Suivent quelque 140 signatures (c’est quand même autre chose que les trois noms du Conseil de l’Unité Roumaine fondé à Rome !). Parmi elles, l’on remarque celles d’Octavian Goga, de Constantin Diamandy, de Paul Brătăşanu, de Toma Ionescu, le frère de Take, de G. G. Mironescu, de Constantin Mille, etc. nombre d’anciens députés et sénateurs, de professeurs universitaires. Simion Mândrescu n’y apparaît pas, ni même Mihai Sturdza. Par contre Vladimir Ghika figure dans la liste des signataires avec cette précision : « en son nom et comme membre du Comité pour l’Unité Roumaine de Rome ».
Le rôle conféré à Vladimir Ghika au sein de ce Conseil nous apparaît plus clairement dans un texte conservé aux Archives Vladimir Ghika : « En vertu des pleins pouvoirs qui nous ont été confiés par l’Assemblée générale des Roumains tenue le 6 septembre 1918, nous soussignés, R.P. Basile Lucaciu et Docteur Jean Cantacuzène, Présidents du Conseil National Roumain, portons à la connaissance de Son Éminence le Cardinal Secrétaire d’État de Sa Sainteté le Pape, que nous avons donné délégation de nous représenter auprès de Sa Sainteté au Prince Vladimir J. Ghika, Docteur en théologie. Il a seul qualité pour traiter et résoudre en notre nom les questions relatives au mouvement irrédentiste roumain dans ses rapports avec le Saint-Siège. [19] »

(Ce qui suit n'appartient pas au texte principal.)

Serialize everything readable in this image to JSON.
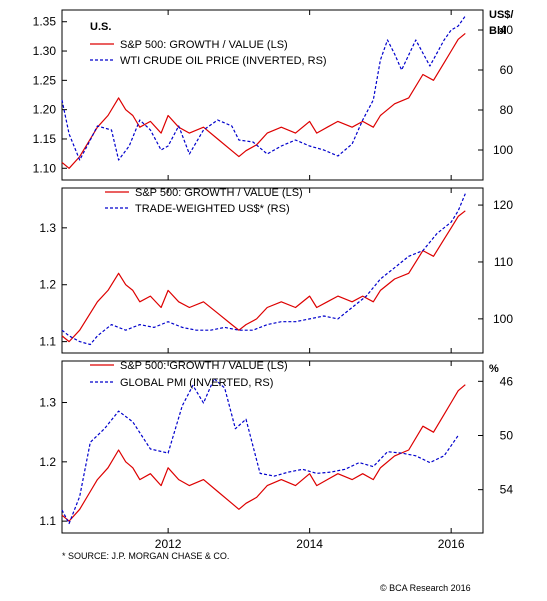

C’est fort de cette accréditation que Vladimir Ghika rentre en Italie où il présente, le 2 octobre 1918, la création du Conseil National Roumain au Cardinal Gasparri : « J’ai l’honneur de porter à la connaissance de Votre Éminence la Constitution d’un Conseil national roumain chargé de conduire les affaires de l’irrédentisme Roumain et de représenter les revendications Roumaines auprès des Gouvernements alliés en les appuyant sur une organisation politique, militaire[20] et diplomatique. Je remets ci-joint à Votre Éminence le compte-rendu de la séance qui l’a élu, avec le texte de la motion votée et la liste des signatures des participants. Je joins à ces pièces, copie des pleins pouvoirs qui m’ont été conférés, pour tout ce qui peut, dans les affaires à traiter, regarder le Saint-Siège, par nos deux Présidents.[21] »
Mais, pendant ce temps, les discussions se poursuivent entre les groupes roumains et, le 3 octobre, est créé, autour de Take Ionescu qui vient d’arriver à Paris après avoir quitté la Roumanie en juin 1918 (via le port de Mourmansk, dans le nord de la Russie[22]), un Conseil remanié qui prend le nom de Conseil National de l’Unité Roumaine. Celui-ci écrit à Sydney Sonnino : « Les Roumains en exil, qui ne reconnaissent ni la paix de Bucarest ni la légitimité des actes qui l’ont suivie, ensemble avec ceux d’Autriche-Hongrie réfugiés en Occident, considérés par leurs compatriotes comme représentants les plus légitimes, ont constitué le Conseil National pour l’Unité Roumaine, fixant leur siège à Paris. Le gouvernement français a reconnu ce conseil par une lettre que nous a transmise M. Pichon, au nom du gouvernement de la République[23]. Nous nous adressons au Gouvernement Royal Italien, dont la sympathie pour les justes aspirations du peuple roumain est bien connue, et qui, entre autres, est lié à la nation roumaine par l’origine commune et une amitié solidement fondée, dont il ne s’est jamais départie, avec la prière de nous accorder la même reconnaissance. MM. Vasile Lucaciu, vice-président du conseil, Nicolae Titulescu, ancien ministre, ainsi que Vasile Dumitriu, Sever Bocu et loan Ursu, membres de cette institution représentative, aux côtés de Simion Mândrescu[24], membre du conseil, ainsi que de Vladimir Ghica et du capitaine Mihail Sturdza, nos délégués, doivent rendre visite à votre excellence au nom du conseil. Ils remettront à votre excellence une copie de la lettre de M. Pichon. La même délégation prendra contact avec les autorités militaires en vue de recruter des hommes pour la Légion Roumaine, mise sous le commandement du général Ferigo, qui a laissé en Roumanie un souvenir inoubliable[25]. Je me propose, monsieur le ministre, de me rendre moi-même à Rome le plus tôt possible, dans le but de présenter à votre excellence et à la noble nation italienne les remerciements des Roumains de toutes contrées, pour la chaleureuse sympathie dont a toujours jouit en Italie notre cause nationale[26]. »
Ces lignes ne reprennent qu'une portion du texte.